Şöyle diyor Kemal Derviş:
“CHP merkez solda Avrupalı bir sosyal demokrat parti olmalı. Liberal bir toplumun ve hukukun üstünlüğünün savunucusu olmalı. Büyük oranda laik Kürtlerden destek alan Barış ve Demokrasi Partisi (BDP) de Türkiye’nin Kürtlerinin müreffeh olacakları ve demokratik bir ülkede barış içinde yaşayacakları bir geleceği hedeflemeli.”
Laik Kürtlerden destek alan BDP’ye yönelik belirleme neden diye soracak olursanız, haklısınız; ben de aynı şeyi kendime sordum. CHP, Avrupalı sosyal demokrat bir parti konumunu seçtiğinde, buna uygun politikalar yürüttüğünde ve ikna edici olduğunda, doğal olarak sağlam ittifaklar gündeme gelecek, laik Kürtlerin ve Kürtlere yakın Alevi kesiminde desteğini alacaktır. CHP’yi iktidara taşıyacak tek yöntemde budur.
CHP, Cumhurbaşkanlığı seçimi ve genel seçim kulvarının açılacağı önümüzdeki günlerde, şimdilik bu ittifaktan uzak duran Alevilerin önemli bir kesimine ve Kürtlere beklenen güveni vermelidir. ‘Kerhen’ gelen MHP ve cemaat oylarına güvenerek değil, gerçek ittifak yapacağı kesime güvenerek genel seçimlerle ilgili ilkelerini kamuoyuna yansıtmalıdır.
Naci SAPAN-Gazeteci

Yavaş ve Özkes’a karşı CHP’nin duyarsızlığı

ANKARA’dan Metin Kocabey yazıyor.
Bir ankaralı seçmen olarak CHP’ye sormak istiyorum, Yahu siz Ankara Büyükşehir’i kazanabilmek için MHP kökenli bir adayı, Sayın Mansur Yavaş’ı aday göstermemiş miydiniz?
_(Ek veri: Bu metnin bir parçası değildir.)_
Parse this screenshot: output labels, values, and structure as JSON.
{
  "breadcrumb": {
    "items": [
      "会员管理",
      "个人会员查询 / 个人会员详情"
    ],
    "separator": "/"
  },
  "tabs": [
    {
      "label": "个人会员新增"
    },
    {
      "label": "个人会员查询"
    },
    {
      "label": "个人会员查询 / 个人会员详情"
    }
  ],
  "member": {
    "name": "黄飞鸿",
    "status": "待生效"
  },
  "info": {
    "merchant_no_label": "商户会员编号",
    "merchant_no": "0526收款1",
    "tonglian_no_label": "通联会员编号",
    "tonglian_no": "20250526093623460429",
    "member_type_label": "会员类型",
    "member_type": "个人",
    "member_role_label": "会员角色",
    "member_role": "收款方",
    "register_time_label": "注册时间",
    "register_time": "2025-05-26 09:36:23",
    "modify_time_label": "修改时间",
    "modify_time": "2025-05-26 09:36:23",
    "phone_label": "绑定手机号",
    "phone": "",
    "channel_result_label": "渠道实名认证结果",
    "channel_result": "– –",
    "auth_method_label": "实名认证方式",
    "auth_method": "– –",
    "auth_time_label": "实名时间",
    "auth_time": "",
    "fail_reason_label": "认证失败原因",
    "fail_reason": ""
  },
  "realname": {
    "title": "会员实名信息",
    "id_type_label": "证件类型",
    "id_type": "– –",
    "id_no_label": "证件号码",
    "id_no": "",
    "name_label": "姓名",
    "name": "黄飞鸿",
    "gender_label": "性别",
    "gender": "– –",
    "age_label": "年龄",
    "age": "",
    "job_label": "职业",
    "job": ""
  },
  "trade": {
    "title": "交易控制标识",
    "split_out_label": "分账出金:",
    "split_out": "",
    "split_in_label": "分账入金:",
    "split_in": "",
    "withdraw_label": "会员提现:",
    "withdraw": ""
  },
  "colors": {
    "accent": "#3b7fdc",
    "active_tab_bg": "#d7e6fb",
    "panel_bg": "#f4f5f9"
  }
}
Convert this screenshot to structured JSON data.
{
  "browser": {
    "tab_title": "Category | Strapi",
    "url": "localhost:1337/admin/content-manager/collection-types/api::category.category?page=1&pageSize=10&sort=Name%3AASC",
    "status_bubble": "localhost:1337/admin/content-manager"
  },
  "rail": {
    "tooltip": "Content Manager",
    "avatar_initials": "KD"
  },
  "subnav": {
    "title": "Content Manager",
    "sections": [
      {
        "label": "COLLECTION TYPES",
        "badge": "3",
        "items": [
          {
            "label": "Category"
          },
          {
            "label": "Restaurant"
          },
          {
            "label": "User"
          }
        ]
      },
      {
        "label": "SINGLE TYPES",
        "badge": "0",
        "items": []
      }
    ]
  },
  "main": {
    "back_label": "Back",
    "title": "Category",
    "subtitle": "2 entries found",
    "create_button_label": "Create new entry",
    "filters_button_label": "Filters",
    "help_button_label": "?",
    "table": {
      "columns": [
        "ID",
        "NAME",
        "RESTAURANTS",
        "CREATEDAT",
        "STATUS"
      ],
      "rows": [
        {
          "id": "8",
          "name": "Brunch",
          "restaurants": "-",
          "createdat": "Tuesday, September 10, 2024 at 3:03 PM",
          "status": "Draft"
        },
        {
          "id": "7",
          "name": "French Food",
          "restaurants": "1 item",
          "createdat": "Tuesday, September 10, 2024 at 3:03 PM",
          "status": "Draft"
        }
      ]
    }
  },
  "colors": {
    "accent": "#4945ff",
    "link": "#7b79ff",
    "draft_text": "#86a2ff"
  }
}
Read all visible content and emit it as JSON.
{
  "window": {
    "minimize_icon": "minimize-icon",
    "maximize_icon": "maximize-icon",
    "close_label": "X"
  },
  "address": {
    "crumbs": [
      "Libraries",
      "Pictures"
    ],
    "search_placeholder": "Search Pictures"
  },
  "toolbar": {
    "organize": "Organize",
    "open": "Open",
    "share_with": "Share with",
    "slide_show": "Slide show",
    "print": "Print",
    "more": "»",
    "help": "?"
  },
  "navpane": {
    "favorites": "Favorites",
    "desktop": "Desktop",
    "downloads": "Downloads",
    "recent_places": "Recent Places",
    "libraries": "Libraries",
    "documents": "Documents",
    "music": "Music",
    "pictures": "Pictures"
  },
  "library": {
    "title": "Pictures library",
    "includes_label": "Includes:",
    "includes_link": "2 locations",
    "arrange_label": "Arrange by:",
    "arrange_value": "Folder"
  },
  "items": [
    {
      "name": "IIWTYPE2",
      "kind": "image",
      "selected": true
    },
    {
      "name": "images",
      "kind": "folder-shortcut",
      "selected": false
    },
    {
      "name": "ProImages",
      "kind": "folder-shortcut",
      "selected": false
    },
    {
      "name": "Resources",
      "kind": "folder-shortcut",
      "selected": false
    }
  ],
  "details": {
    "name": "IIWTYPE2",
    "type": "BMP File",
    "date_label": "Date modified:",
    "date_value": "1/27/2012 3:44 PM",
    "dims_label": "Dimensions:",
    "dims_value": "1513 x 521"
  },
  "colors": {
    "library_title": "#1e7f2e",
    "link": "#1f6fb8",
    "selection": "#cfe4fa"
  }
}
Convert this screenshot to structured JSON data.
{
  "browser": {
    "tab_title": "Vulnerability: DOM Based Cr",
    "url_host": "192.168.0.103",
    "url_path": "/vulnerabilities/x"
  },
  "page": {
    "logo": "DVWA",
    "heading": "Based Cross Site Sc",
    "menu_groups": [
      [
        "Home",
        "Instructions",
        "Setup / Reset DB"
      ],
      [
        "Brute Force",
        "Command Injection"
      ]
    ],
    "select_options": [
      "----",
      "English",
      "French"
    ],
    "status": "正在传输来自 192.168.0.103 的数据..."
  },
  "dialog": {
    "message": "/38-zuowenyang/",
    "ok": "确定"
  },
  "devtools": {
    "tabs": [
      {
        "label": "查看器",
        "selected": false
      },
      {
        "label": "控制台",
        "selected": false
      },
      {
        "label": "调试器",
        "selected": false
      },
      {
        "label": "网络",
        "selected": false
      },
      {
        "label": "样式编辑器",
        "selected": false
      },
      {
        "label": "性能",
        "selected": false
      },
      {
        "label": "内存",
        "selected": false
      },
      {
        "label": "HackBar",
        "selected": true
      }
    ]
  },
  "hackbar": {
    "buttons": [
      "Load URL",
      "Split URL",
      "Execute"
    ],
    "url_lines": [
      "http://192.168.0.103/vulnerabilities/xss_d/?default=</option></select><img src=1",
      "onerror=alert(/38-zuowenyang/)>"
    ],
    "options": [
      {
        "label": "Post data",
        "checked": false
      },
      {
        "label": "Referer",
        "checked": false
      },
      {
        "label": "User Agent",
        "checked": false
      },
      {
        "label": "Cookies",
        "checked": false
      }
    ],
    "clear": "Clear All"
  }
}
Adamcağız elinden geleni yaptı hala da yapıyor. Mitingler zamanındada yanında hiçbir vekil yoktu, şuan şaibeyle elinden alınan başkanlığı CHP adına kurtarmaya çalışırken de, yanında yine hiçbir vekil yok, siz ne yapmak istiyorsunuz Allahaşkına? Sadece Sayın Levent Gök var; oda arada sırada gözüküyor. Sayım saatinden itibaren seçim kurullarının kapısında olmanız gerekirken, AKP’li vekiller gitti diye eleştiriyorsunuz, aslında sizin oralardan ayrılmamanız gerekirdi. Muharrem İnce’nin yaptığı gibi, Sırf Mansur Yavaş Başkan olmasın diye mi hiçbir şey yapmıyorsunuz. Yazıklar olsun size!
İstanbul Üsküdar’da da, milletvekili İhsan Özkes, bazı sandıklara itirazlarda bulunurken, dün sabah örgütten gerekli desteği göremediği yolundaki twittleri üzerine daha sonra İl Başkanı Oğuz Kaan Salıcı’nın gerekli desteğin verildiğini öne sürdü. İl Başkanını itiraz yapılan yerlere gitmediği belirtildi.